Richard Schmalensee, MIT Sloan School of Management and David Schoenbrod, New York Law School

Richard Schmalensee, MIT Sloan School of Management and David Schoenbrod, New York Law School

Richard Schmalensee served as the John C Head III Dean of the MIT Sloan School of Management from 1998 through 2007. He was a member of the President’s Council of Economic Advisers from 1989 through 1991 and served for 12 years as Director of the MIT Center for Energy and Environmental Policy Research.

Professor Schmalensee is the author or coauthor of 11 books and more than 120 published articles, and he is co-editor of volumes 1 and 2 of the Handbook of Industrial Organization. His research has centered on industrial organization economics and its application to managerial and public policy issues, with particular emphasis on antitrust, regulatory, energy, and environmental policies. He has served as a consultant to the U.S. Federal Trade Commission, the U.S. Department of Justice, and numerous private corporations.

Professor Schmalensee is a Fellow of the Econometric Society and the American Academy of Arts and Sciences. He was the 2012 Distinguished Fellow of the Industrial Organization Society. He has served as a member Executive Committee of the American Economic Association and as a Director of the International Securities Exchange and other corporations. He is a Director of the National Bureau of Economic Research and Chairman Emeritus of the Board of Directors of Resources for the Future.

A pioneer in the field of environmental law, David Schoenbrod was at the forefront of environmental justice, taking on big business. Now, his concern has turned to Congress evading accountability to voters.

Professor Schoenbrod’s most recent book, DC Confidential: Inside the Five Tricks of Washington, shows how politicians from both parties take credit for popular promises, but avoid blame for unpopular consequences and points the way to stopping the trickery. He also frequently contributes to the editorial pages of The Wall Street Journal, The New York Times, and other newspapers and periodicals.

Professor Schoenbrod is a co-leader for Breaking the Logjam: An Environmental Law for the 21st Century project, along with New York University (NYU) professors Richard Stewart and Katrina Wyman. The project is a joint undertaking of NYLS, NYU School of Law, and NYU’s Environmental Law Journal.

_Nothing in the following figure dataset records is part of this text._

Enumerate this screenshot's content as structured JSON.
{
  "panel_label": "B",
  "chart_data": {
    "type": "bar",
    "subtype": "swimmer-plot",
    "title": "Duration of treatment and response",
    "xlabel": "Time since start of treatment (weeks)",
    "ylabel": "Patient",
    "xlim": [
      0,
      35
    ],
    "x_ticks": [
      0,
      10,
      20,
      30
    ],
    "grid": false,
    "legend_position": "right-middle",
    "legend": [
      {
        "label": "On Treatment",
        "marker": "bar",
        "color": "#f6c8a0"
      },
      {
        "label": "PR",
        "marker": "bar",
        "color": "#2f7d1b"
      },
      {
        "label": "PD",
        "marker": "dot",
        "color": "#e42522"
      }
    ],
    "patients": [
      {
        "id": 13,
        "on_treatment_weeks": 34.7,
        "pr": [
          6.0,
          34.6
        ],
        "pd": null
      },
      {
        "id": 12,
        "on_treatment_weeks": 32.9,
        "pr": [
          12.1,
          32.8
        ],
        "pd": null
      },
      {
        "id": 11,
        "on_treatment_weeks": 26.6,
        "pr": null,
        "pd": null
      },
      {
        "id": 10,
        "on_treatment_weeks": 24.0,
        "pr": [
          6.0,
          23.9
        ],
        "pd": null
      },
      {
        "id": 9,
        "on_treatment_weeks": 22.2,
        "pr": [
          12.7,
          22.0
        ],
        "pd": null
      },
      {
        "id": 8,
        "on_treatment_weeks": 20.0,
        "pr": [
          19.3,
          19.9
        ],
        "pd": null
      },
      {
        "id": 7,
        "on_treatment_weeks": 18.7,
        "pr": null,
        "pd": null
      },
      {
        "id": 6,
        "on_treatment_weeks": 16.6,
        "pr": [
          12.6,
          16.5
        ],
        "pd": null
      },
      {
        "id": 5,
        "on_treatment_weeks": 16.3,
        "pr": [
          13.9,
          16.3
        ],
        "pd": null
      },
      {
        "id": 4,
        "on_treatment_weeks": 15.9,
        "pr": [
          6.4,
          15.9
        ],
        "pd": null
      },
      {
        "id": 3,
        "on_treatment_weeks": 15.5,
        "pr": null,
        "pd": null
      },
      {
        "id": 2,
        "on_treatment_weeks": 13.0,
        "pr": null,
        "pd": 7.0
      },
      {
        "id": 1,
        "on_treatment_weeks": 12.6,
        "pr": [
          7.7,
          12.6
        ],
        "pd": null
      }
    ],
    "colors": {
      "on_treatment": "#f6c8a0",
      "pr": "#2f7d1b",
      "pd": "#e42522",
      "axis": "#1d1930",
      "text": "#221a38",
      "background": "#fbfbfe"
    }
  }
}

Professor Schoenbrod began in law practice as Director of Program Development at the Bedford Stuyvesant Restoration Corporation. He then was a staff attorney for the Association of the Bar of the City of New York Committee on Electric Power and the Environment before heading to the Natural Resources Defense Council (NRDC) where he led the charge to get lead out of gasoline, helping to dramatically reduce the amount of the brain-damaging contaminant in the air. At the NRDC, Professor Schoenbrod also served as Co-Director of the Council’s Project on Urban Transportation with Professor Ross Sandler. They co-authored A New Direction in Transit, a plan to renovate the city’s subway system that was endorsed by all the city’s major newspaper editorial boards and ultimately adopted by the Metropolitan Transportation Authority.

Professor Schoenbrod’s widely-praised 1993 book, Power Without Responsibility: How Congress Abuses the People Through Delegation, was the genesis for legislation in Congress and litigation that went to the Supreme Court. Also widely-praised is a second book, Democracy by Decree: What Happens When Courts Run Government, written together with Professor Ross Sandler. The Supreme Court cited it in adopting the book’s most important recommendation.

Professor Schoenbrod’s academic career includes former positions at Yale Law School and NYU School of Law. He is a member of the Board of Advisors for the New Civil Liberties Alliance, a member of the Advisory Council for the C. Boyden Gray Center of George Mason University, and a member of the American Law Institute, the Federalist Society, and the Heterodox Academy.

As a member of the American Tree Farm Association, Professor Schoenbrod has managed a woods at his country home in the Adirondacks.